OU has been its own worst enemy

The Sooners are not a high-scoring offensive machine, and they play in a league that has plenty of offensive firepower and some pretty good defenses as well. Because OU doesn’t score a lot of points, every offensive possession becomes important. The fact that they don’t rebound well (last in the Big 12 in total rebounding and offensive rebounds) and they turn the ball over a dozen or more times a game further reduces their margin of error and opportunity to score.

What hurts the most if you’re a Sooner hoops fan, however, is that things are probably going to continue to get worse before they get better.

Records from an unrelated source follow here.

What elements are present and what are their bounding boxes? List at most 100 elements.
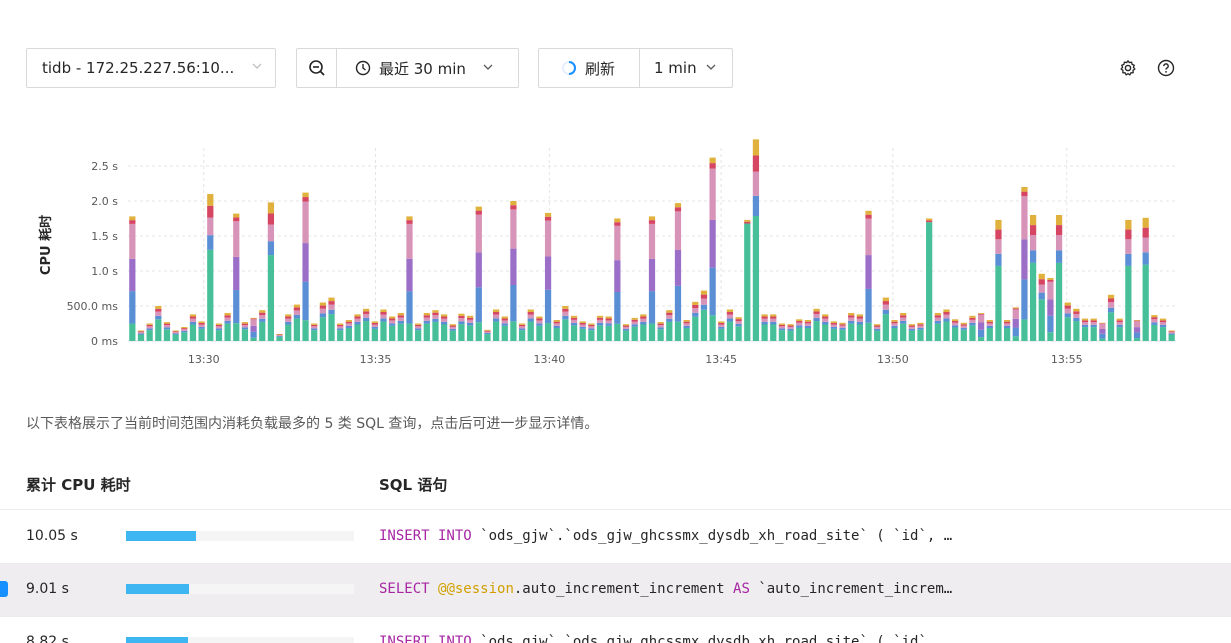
- y-tick-label: 1.0 s: [91, 265, 118, 278]
- bar-segment: [224, 315, 231, 318]
- bar-segment: [986, 323, 993, 326]
- bar-segment: [605, 323, 612, 326]
- settings-button[interactable]: [1118, 58, 1138, 78]
- bar-segment: [804, 321, 812, 324]
- help-button[interactable]: [1156, 58, 1176, 78]
- bar-segment: [674, 321, 682, 341]
- bar-segment: [1081, 322, 1089, 325]
- bar-segment: [666, 318, 673, 322]
- sql-rest: `ods_gjw`.`ods_gjw_ghcssmx_dysdb_xh_road…: [471, 634, 953, 643]
- bar-segment: [1142, 252, 1149, 265]
- bar-segment: [553, 327, 560, 341]
- bar-segment: [397, 313, 404, 316]
- bar-segment: [163, 329, 171, 341]
- bar-segment: [432, 318, 439, 322]
- bar-segment: [804, 327, 812, 341]
- bar-segment: [709, 163, 716, 169]
- bar-segment: [726, 318, 734, 322]
- bar-segment: [622, 326, 630, 329]
- bar-segment: [337, 330, 344, 341]
- bar-segment: [1064, 317, 1071, 341]
- bar-segment: [614, 260, 621, 292]
- bar-segment: [839, 324, 846, 326]
- bar-segment: [241, 325, 249, 328]
- bar-segment: [718, 326, 725, 329]
- refresh-button[interactable]: 刷新: [539, 49, 640, 87]
- bar-segment: [657, 323, 664, 326]
- bar-segment: [267, 202, 275, 214]
- bar-segment: [207, 194, 214, 206]
- bar-segment: [328, 309, 335, 315]
- bar-segment: [596, 325, 604, 341]
- refresh-interval-select[interactable]: 1 min: [640, 59, 717, 77]
- bar-segment: [718, 324, 725, 327]
- chevron-down-icon: [482, 61, 494, 76]
- cpu-time-bar: [126, 637, 354, 643]
- bar-segment: [700, 304, 708, 310]
- bar-segment: [380, 318, 387, 322]
- bar-segment: [726, 314, 734, 319]
- bar-segment: [1159, 318, 1167, 321]
- bar-segment: [1116, 320, 1123, 323]
- bar-segment: [137, 334, 145, 341]
- instance-select[interactable]: tidb - 172.25.227.56:10...: [26, 48, 276, 88]
- bar-segment: [804, 323, 812, 326]
- bar-segment: [752, 171, 760, 196]
- zoom-out-button[interactable]: [297, 49, 337, 87]
- bar-segment: [224, 320, 231, 324]
- bar-segment: [224, 313, 231, 316]
- bar-segment: [198, 321, 205, 323]
- bar-segment: [441, 324, 448, 341]
- bar-segment: [1081, 324, 1089, 328]
- bar-segment: [1099, 328, 1106, 334]
- bar-segment: [1021, 196, 1028, 240]
- bar-segment: [198, 324, 205, 327]
- bar-segment: [614, 218, 621, 223]
- table-row[interactable]: 10.05 s INSERT INTO `ods_gjw`.`ods_gjw_g…: [0, 511, 1231, 563]
- time-range-select[interactable]: 最近 30 min: [337, 58, 494, 79]
- bar-segment: [259, 318, 266, 322]
- bar-segment: [726, 312, 734, 315]
- bar-segment: [449, 330, 456, 341]
- bar-segment: [952, 327, 959, 341]
- bar-segment: [891, 323, 898, 326]
- bar-segment: [207, 217, 214, 236]
- bar-segment: [761, 318, 768, 322]
- bar-segment: [475, 210, 482, 215]
- bar-segment: [527, 321, 534, 341]
- bar-segment: [683, 320, 690, 322]
- bar-segment: [1159, 327, 1167, 341]
- bar-segment: [1099, 323, 1106, 324]
- bar-segment: [692, 304, 699, 309]
- bar-segment: [302, 192, 309, 198]
- bar-segment: [466, 317, 474, 320]
- bar-segment: [1047, 278, 1054, 280]
- cpu-time-bar-fill: [126, 637, 188, 643]
- bar-segment: [224, 323, 231, 341]
- bar-segment: [631, 317, 638, 320]
- time-range-picker: 最近 30 min: [296, 48, 519, 88]
- bar-segment: [978, 314, 985, 323]
- bar-segment: [1133, 320, 1141, 321]
- col-cpu-time-header[interactable]: 累计 CPU 耗时: [26, 474, 131, 495]
- table-row[interactable]: 8.82 s INSERT INTO `ods_gjw`.`ods_gjw_gh…: [0, 617, 1231, 643]
- table-row[interactable]: 9.01 s SELECT @@session.auto_increment_i…: [0, 564, 1231, 616]
- bar-segment: [155, 308, 162, 312]
- bar-segment: [1159, 320, 1167, 323]
- bar-segment: [1038, 299, 1045, 341]
- bar-segment: [579, 326, 586, 329]
- bar-segment: [908, 326, 915, 329]
- bar-segment: [337, 324, 344, 327]
- bar-segment: [215, 330, 223, 341]
- bar-segment: [1003, 321, 1011, 324]
- bar-segment: [137, 331, 145, 333]
- bar-segment: [319, 305, 326, 309]
- bar-segment: [423, 315, 430, 318]
- bar-segment: [960, 325, 967, 328]
- bar-segment: [1055, 262, 1063, 341]
- bar-segment: [1055, 225, 1063, 236]
- bar-segment: [770, 321, 777, 325]
- bar-segment: [761, 324, 768, 341]
- bar-segment: [674, 203, 682, 208]
- bar-segment: [510, 248, 517, 285]
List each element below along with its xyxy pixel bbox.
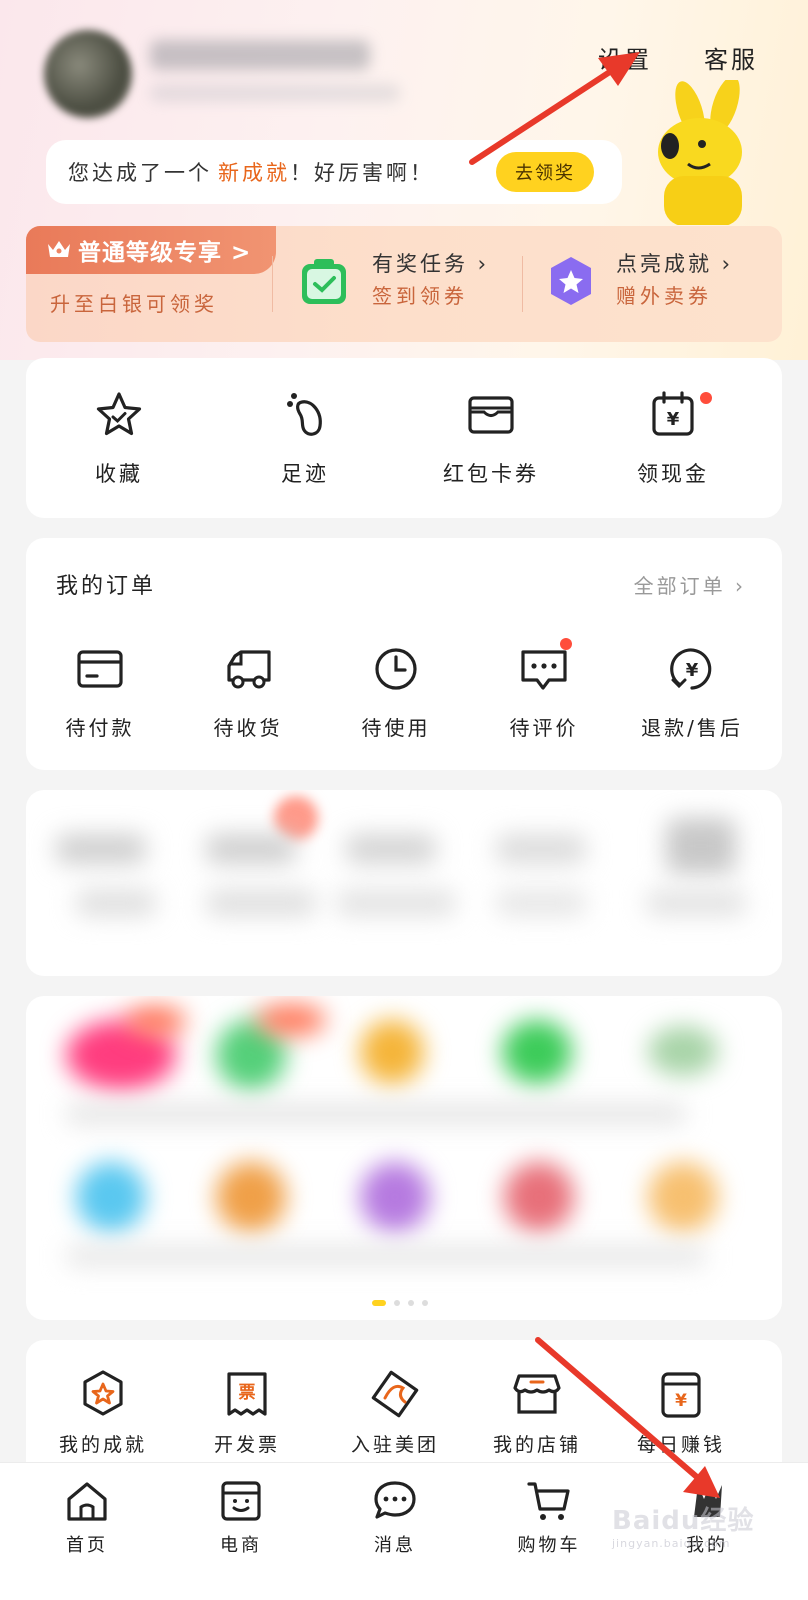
arrow-to-settings — [469, 52, 640, 165]
baidu-watermark: Baidu经验 jingyan.baidu.com — [612, 1500, 754, 1550]
watermark-brand: Baidu经验 — [612, 1506, 755, 1536]
watermark-url: jingyan.baidu.com — [612, 1537, 731, 1550]
arrow-to-profile-tab — [535, 1337, 720, 1498]
annotation-arrows — [469, 52, 720, 1498]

Oklahoma reportedly has the most difficult remaining schedule of any team in the country, the direct result of being in the Big 12.

I think Moser is a good coach and a good coach for this team, but for Oklahoma to improve he is going to have to recruit and bring in more talented players. His two recruits in the 2022 class, Milos Uzan and Ortega Oweh look to have strong potential based on their performance this season, Uzan has already cracked the starting lineup. The Sooners’ 2023 commits, Kaden Cooper and Jacolb Cole, are both four-star prospects and ranked in the top 100 nationally by 247Sports.

In the coaching business you’re only as good as your record, and Moser is starting to get heat from the media as well as OU fans over the Sooners’ basketball performance. It won’t help his cause either among the Sooner fan base that his name is being bandied about as a candidate for the Notre Dame position after Mike Brey retires at the end of the season.

All Oklahoma can do for now is take it one game at a time and try to learn and get better from past games. The good news looking ahead to this weekend and the next game is it is at home at Lloyd Noble Center. The bad news: It is against the No. 2 in the country, the Alabama Crimson Tide.

That’s just the way it’s going to be this season.